Homelessness: Temporary Accommodation

(asked on 26th May 2016) - View Source

Question to the Department for Levelling Up, Housing & Communities:

To ask the Secretary of State for Communities and Local Government, what assessment his Department has made of the efficacy of the current priority need system for allocating emergency housing in preventing homelessness.


Answered by
Marcus Jones Portrait
Marcus Jones
Treasurer of HM Household (Deputy Chief Whip, House of Commons)
This question was answered on 6th June 2016

The Housing Act 1996 provides that certain people are given a priority need for accommodation. They include households with dependent children, pregnant women and those who are vulnerable. A person can be vulnerable as a result of old age, mental or physical illness or disability or for any other special reason. Other priority need categories include, but are not limited to, those who are vulnerable as a result of serving in her Majesty’s Armed Services, being a looked after child, fleeing violence or abuse, or are homeless as a result of an emergency such as a flood, fire or other disaster.

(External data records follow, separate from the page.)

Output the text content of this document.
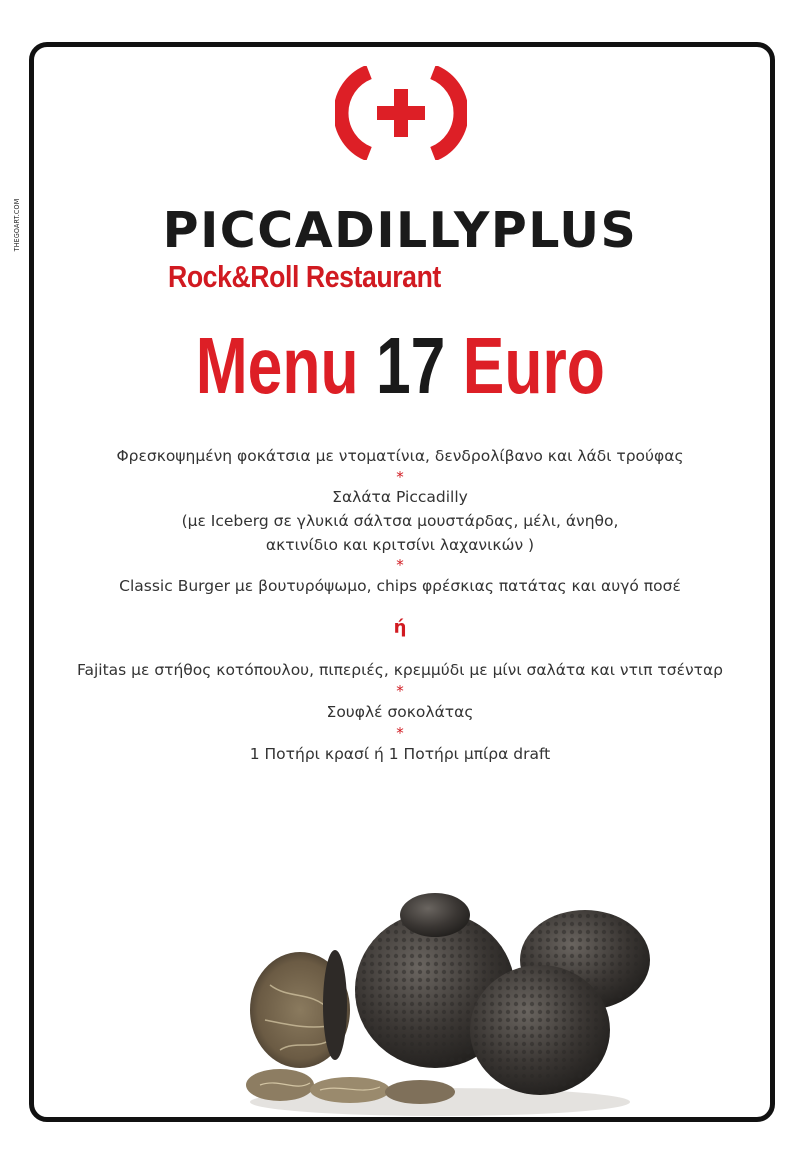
THEGOART.COM	PICCADILLYPLUS
Rock&Roll Restaurant
Menu 17 Euro
Φρεσκοψημένη φοκάτσια με ντοματίνια, δενδρολίβανο και λάδι τρούφας
*
Σαλάτα Piccadilly
(με Iceberg σε γλυκιά σάλτσα μουστάρδας, μέλι, άνηθο,
ακτινίδιο και κριτσίνι λαχανικών )
*
Classic Burger με βουτυρόψωμο, chips φρέσκιας πατάτας και αυγό ποσέ
ή
Fajitas με στήθος κοτόπουλου, πιπεριές, κρεμμύδι με μίνι σαλάτα και ντιπ τσένταρ
*
Σουφλέ σοκολάτας
*
1 Ποτήρι κρασί ή 1 Ποτήρι μπίρα draft
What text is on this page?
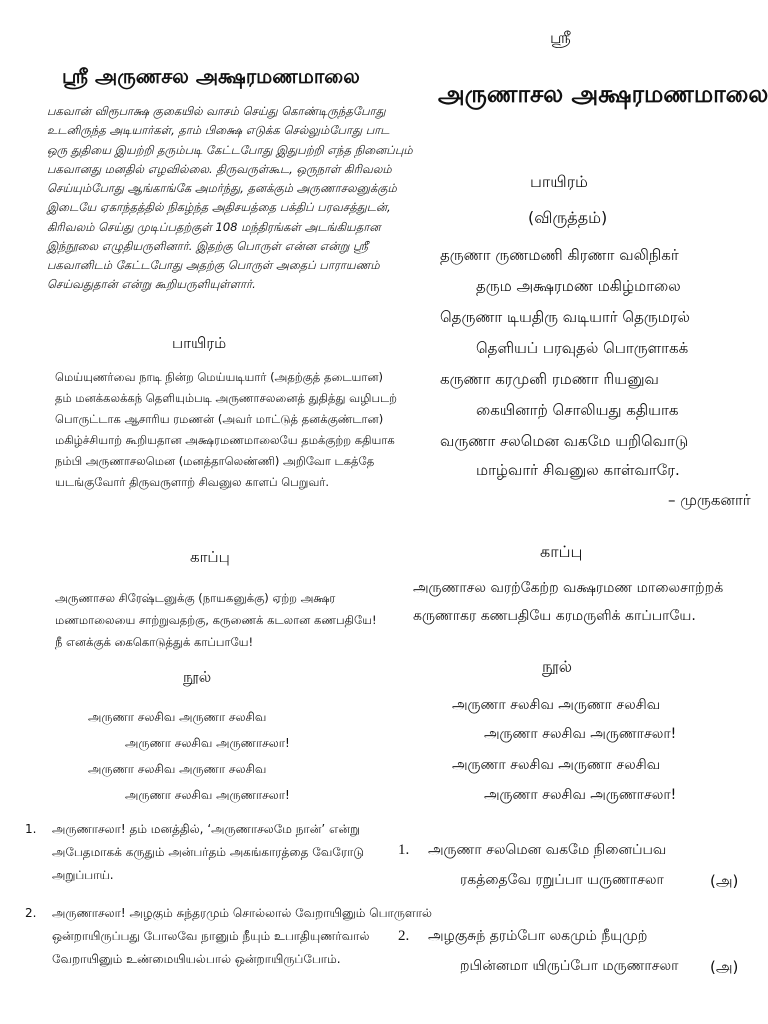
ஸ்ரீ அருணசல அக்ஷரமணமாலை
பகவான் விரூபாக்ஷ குகையில் வாசம் செய்து கொண்டிருந்தபோது
உடனிருந்த அடியார்கள், தாம் பிக்ஷை எடுக்க செல்லும்போது பாட
ஒரு துதியை இயற்றி தரும்படி கேட்டபோது இதுபற்றி எந்த நினைப்பும்
பகவானது மனதில் எழவில்லை. திருவருள்கூட, ஒருநாள் கிரிவலம்
செய்யும்போது ஆங்காங்கே அமர்ந்து, தனக்கும் அருணாசலனுக்கும்
இடையே ஏகாந்தத்தில் நிகழ்ந்த அதிசயத்தை பக்திப் பரவசத்துடன்,
கிரிவலம் செய்து முடிப்பதற்குள் 108 மந்திரங்கள் அடங்கியதான
இந்நூலை எழுதியருளினார். இதற்கு பொருள் என்ன என்று ஸ்ரீ
பகவானிடம் கேட்டபோது அதற்கு பொருள் அதைப் பாராயணம்
செய்வதுதான் என்று கூறியருளியுள்ளார்.
பாயிரம்
மெய்யுணர்வை நாடி நின்ற மெய்யடியார் (அதற்குத் தடையான)
தம் மனக்கலக்கந் தெளியும்படி அருணாசலனைத் துதித்து வழிபடற்
பொருட்டாக ஆசாரிய ரமணன் (அவர் மாட்டுத் தனக்குண்டான)
மகிழ்ச்சியாற் கூறியதான அக்ஷரமணமாலையே தமக்குற்ற கதியாக
நம்பி அருணாசலமென (மனத்தாலெண்ணி) அறிவோ டகத்தே
யடங்குவோர் திருவருளாற் சிவனுல காளப் பெறுவர்.
காப்பு
அருணாசல சிரேஷ்டனுக்கு (நாயகனுக்கு) ஏற்ற அக்ஷர
மணமாலையை சாற்றுவதற்கு, கருணைக் கடலான கணபதியே!
நீ எனக்குக் கைகொடுத்துக் காப்பாயே!
நூல்
அருணா சலசிவ அருணா சலசிவ
அருணா சலசிவ அருணாசலா!
அருணா சலசிவ அருணா சலசிவ
அருணா சலசிவ அருணாசலா!
1. அருணாசலா! தம் மனத்தில், ‘அருணாசலமே நான்’ என்று
அபேதமாகக் கருதும் அன்பர்தம் அகங்காரத்தை வேரோடு
அறுப்பாய்.
2. அருணாசலா! அழகும் சுந்தரமும் சொல்லால் வேறாயினும் பொருளால்
ஒன்றாயிருப்பது போலவே நானும் நீயும் உபாதியுணர்வால்
வேறாயினும் உண்மையியல்பால் ஒன்றாயிருப்போம்.
ஸ்ரீ
அருணாசல அக்ஷரமணமாலை
பாயிரம்
(விருத்தம்)
தருணா ருணமணி கிரணா வலிநிகர்
தரும அக்ஷரமண மகிழ்மாலை
தெருணா டியதிரு வடியார் தெருமரல்
தெளியப் பரவுதல் பொருளாகக்
கருணா கரமுனி ரமணா ரியனுவ
கையினாற் சொலியது கதியாக
வருணா சலமென வகமே யறிவொடு
மாழ்வார் சிவனுல காள்வாரே.
– முருகனார்
காப்பு
அருணாசல வரற்கேற்ற வக்ஷரமண மாலைசாற்றக்
கருணாகர கணபதியே கரமருளிக் காப்பாயே.
நூல்
அருணா சலசிவ அருணா சலசிவ
அருணா சலசிவ அருணாசலா!
அருணா சலசிவ அருணா சலசிவ
அருணா சலசிவ அருணாசலா!
1. அருணா சலமென வகமே நினைப்பவ
ரகத்தைவே ரறுப்பா யருணாசலா	(அ)
2. அழகுசுந் தரம்போ லகமும் நீயுமுற்
றபின்னமா யிருப்போ மருணாசலா (அ)
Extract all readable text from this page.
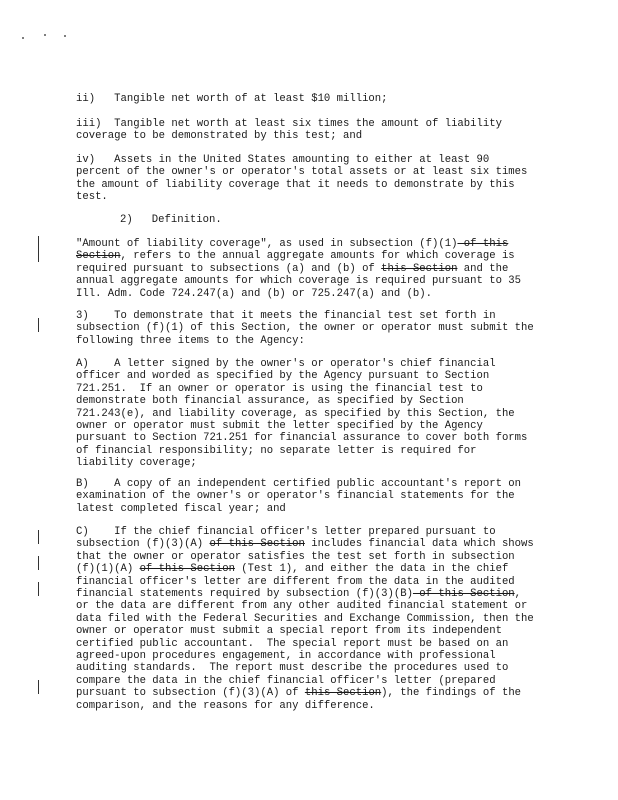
ii)   Tangible net worth of at least $10 million;

iii)  Tangible net worth at least six times the amount of liability
coverage to be demonstrated by this test; and

iv)   Assets in the United States amounting to either at least 90
percent of the owner's or operator's total assets or at least six times
the amount of liability coverage that it needs to demonstrate by this
test.

2)   Definition.

"Amount of liability coverage", as used in subsection (f)(1) of this
Section, refers to the annual aggregate amounts for which coverage is
required pursuant to subsections (a) and (b) of this Section and the
annual aggregate amounts for which coverage is required pursuant to 35
Ill. Adm. Code 724.247(a) and (b) or 725.247(a) and (b).

3)    To demonstrate that it meets the financial test set forth in
subsection (f)(1) of this Section, the owner or operator must submit the
following three items to the Agency:

A)    A letter signed by the owner's or operator's chief financial
officer and worded as specified by the Agency pursuant to Section
721.251.  If an owner or operator is using the financial test to
demonstrate both financial assurance, as specified by Section
721.243(e), and liability coverage, as specified by this Section, the
owner or operator must submit the letter specified by the Agency
pursuant to Section 721.251 for financial assurance to cover both forms
of financial responsibility; no separate letter is required for
liability coverage;

B)    A copy of an independent certified public accountant's report on
examination of the owner's or operator's financial statements for the
latest completed fiscal year; and

C)    If the chief financial officer's letter prepared pursuant to
subsection (f)(3)(A) of this Section includes financial data which shows
that the owner or operator satisfies the test set forth in subsection
(f)(1)(A) of this Section (Test 1), and either the data in the chief
financial officer's letter are different from the data in the audited
financial statements required by subsection (f)(3)(B) of this Section,
or the data are different from any other audited financial statement or
data filed with the Federal Securities and Exchange Commission, then the
owner or operator must submit a special report from its independent
certified public accountant.  The special report must be based on an
agreed-upon procedures engagement, in accordance with professional
auditing standards.  The report must describe the procedures used to
compare the data in the chief financial officer's letter (prepared
pursuant to subsection (f)(3)(A) of this Section), the findings of the
comparison, and the reasons for any difference.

However it is better to prevent a homelessness crisis happening in the first place than to expose households to the stress and upheaval of homelessness. That is why Government has maintained and protected homelessness prevention funding for local authorities through the local government finance settlement totalling £315 million by 2019/20. We want to go further to put prevention at the heart of our approach to homelessness and in December 2015, I made a commitment to work with homelessness organisations and across Departments to consider options, including legislation, to prevent more people from becoming homeless.